Correta: o art. 15 do Estatuto garante atendimento domiciliar, inclusive internação, e atendimento integral à saúde pelo SUS à pessoa idosa que não pode se locomover.
- B)terá direito a atendimento domiciliar e a internação pelo Sistema Único de Saúde (SUS) apenas quando completar oitenta anos de idade.
Errada: o direito não depende de completar 80 anos; ele vale para a pessoa idosa que necessite do atendimento e esteja impossibilitada de locomoção.
- C)tem direito à internação pelo Sistema Único de Saúde (SUS), mas não ao atendimento domiciliar.
Errada: o Estatuto assegura tanto a internação pelo SUS quanto o atendimento domiciliar quando presentes os requisitos legais.
- D)não tem direito a atendimento domiciliar nem a internação pelo Sistema Único de Saúde (SUS), porque esse direito é assegurado somente às pessoas idosas abrigadas em instituições públicas.

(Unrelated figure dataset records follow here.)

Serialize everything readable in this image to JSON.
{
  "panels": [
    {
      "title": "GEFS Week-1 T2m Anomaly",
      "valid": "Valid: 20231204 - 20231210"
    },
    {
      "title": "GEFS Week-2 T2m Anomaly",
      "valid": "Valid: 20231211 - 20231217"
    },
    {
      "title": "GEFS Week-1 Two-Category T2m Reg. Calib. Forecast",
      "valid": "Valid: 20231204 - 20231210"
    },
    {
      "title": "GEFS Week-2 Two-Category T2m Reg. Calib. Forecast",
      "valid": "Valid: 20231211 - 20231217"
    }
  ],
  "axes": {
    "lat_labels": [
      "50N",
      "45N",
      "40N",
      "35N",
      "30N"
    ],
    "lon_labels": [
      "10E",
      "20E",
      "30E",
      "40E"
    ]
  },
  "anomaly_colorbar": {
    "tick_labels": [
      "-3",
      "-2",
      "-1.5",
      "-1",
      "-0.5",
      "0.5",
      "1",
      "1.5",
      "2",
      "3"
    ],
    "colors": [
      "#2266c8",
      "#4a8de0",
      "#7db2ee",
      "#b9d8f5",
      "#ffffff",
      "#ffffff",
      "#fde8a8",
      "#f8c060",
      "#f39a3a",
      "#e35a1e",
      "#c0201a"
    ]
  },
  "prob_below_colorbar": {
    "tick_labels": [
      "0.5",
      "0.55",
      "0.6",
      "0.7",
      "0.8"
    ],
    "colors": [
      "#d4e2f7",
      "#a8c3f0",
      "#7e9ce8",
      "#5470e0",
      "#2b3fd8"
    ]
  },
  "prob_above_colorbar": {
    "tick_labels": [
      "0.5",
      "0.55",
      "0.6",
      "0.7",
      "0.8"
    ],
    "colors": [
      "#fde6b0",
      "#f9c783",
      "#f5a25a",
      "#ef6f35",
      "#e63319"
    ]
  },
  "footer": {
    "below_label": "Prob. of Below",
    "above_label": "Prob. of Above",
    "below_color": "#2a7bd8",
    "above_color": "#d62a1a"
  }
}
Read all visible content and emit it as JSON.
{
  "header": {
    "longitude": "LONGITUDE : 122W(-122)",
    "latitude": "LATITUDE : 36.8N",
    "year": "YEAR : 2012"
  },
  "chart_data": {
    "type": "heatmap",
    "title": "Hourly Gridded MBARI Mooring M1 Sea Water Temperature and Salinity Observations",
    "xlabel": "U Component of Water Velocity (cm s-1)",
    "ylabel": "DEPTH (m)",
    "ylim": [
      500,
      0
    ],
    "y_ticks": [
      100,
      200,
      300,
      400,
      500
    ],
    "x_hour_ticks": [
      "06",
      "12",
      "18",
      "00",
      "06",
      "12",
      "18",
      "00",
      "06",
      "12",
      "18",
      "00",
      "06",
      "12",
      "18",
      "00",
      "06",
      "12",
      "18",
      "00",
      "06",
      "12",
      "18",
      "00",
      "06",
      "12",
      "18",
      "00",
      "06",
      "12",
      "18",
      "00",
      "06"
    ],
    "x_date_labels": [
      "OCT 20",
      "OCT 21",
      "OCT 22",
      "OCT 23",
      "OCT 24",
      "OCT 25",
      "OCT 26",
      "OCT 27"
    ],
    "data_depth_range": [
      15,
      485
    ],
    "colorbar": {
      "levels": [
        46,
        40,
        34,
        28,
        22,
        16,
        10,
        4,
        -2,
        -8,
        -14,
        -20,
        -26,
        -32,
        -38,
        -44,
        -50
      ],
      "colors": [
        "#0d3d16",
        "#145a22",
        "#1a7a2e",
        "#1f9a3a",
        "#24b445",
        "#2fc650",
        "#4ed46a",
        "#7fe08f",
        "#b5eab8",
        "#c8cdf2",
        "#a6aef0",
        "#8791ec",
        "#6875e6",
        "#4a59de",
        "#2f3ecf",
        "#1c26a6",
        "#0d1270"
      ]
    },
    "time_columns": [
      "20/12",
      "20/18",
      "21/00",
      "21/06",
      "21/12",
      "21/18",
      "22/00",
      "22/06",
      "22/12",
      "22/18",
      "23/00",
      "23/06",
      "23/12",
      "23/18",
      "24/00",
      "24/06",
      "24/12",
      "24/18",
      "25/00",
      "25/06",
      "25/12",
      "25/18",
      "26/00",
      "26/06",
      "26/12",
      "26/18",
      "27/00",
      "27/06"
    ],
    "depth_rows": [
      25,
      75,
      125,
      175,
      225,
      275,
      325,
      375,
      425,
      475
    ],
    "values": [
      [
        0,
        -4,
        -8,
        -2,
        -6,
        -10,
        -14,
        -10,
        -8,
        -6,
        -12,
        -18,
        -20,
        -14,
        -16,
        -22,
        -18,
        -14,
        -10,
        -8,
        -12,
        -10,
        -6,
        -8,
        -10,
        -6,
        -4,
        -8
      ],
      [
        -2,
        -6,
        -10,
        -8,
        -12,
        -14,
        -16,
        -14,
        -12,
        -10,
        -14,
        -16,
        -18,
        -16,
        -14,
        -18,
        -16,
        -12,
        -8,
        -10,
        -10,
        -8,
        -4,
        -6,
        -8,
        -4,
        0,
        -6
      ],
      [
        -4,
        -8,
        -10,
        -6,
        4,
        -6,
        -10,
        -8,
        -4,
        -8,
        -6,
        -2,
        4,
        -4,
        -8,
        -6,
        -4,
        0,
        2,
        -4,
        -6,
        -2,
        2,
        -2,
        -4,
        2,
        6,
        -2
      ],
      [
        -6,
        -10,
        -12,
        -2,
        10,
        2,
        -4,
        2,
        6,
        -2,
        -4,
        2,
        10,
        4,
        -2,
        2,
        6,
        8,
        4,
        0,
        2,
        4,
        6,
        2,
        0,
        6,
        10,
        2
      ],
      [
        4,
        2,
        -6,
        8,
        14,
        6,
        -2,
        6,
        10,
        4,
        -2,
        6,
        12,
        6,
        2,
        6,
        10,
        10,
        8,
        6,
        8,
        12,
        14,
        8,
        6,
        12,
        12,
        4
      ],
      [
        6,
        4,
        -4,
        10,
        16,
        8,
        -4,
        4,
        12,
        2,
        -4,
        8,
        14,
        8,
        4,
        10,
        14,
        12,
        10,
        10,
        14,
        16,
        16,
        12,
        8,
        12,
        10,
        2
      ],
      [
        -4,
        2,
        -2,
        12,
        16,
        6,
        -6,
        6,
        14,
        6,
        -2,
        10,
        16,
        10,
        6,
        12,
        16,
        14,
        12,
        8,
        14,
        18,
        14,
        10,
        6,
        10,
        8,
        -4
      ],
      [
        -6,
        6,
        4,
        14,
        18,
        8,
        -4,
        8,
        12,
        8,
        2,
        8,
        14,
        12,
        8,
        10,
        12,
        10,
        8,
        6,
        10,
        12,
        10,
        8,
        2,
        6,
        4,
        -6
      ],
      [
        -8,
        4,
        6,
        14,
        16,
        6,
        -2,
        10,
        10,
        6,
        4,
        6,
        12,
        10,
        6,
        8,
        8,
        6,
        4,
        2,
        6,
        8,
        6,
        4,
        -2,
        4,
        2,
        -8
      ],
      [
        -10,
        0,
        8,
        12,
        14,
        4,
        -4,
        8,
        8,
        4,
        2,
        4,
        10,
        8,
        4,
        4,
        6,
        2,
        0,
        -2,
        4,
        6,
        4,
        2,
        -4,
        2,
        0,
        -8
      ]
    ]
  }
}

Errada: o direito não é restrito a instituições públicas; alcança também instituições filantrópicas ou sem fins lucrativos conveniadas ao poder público.
- E)não tem direito a atendimento domiciliar nem a internação pelo Sistema Único de Saúde (SUS), porque esse direito é assegurado somente às pessoas idosas abrigadas em instituições urbanas.
Errada: a lei não limita esse direito a instituições urbanas; a localização rural não afasta a proteção legal.
Gabarito: A
O Estatuto da Pessoa Idosa trata a saúde como direito fundamental e dá uma proteção bem concreta para quem precisa de cuidado contínuo. O art. 15 assegura atendimento integral à saúde, por meio do SUS, com atenção especial às necessidades da pessoa idosa. Isso inclui, quando necessário, atendimento domiciliar, inclusive internação domiciliar. O ponto importante aqui é que esse direito não fica restrito a quem mora em casa própria, nem depende de a pessoa estar em instituição urbana. A lei diz expressamente que o atendimento domiciliar alcança a pessoa idosa impossibilitada de se locomover, inclusive a que esteja abrigada em instituição pública, filantrópica ou sem fins lucrativos, ainda que conveniada com o poder público. No caso de Francisco, ele tem 78 anos, está abrigado em instituição rural sem fins lucrativos conveniada ao poder público e está com doença degenerativa grave que impede sua locomoção. Ou seja, ele se encaixa exatamente na hipótese legal. Por isso, ele tem direito tanto ao atendimento domiciliar quanto à internação pelo SUS, para garantir atenção integral à saúde. Em prova, guarde a lógica: idade avançada + impossibilidade de locomoção + necessidade de cuidado = proteção ampla, não uma meia solução. O Estatuto não faz drama nem economiza amparo quando a pessoa idosa precisa de atenção integral.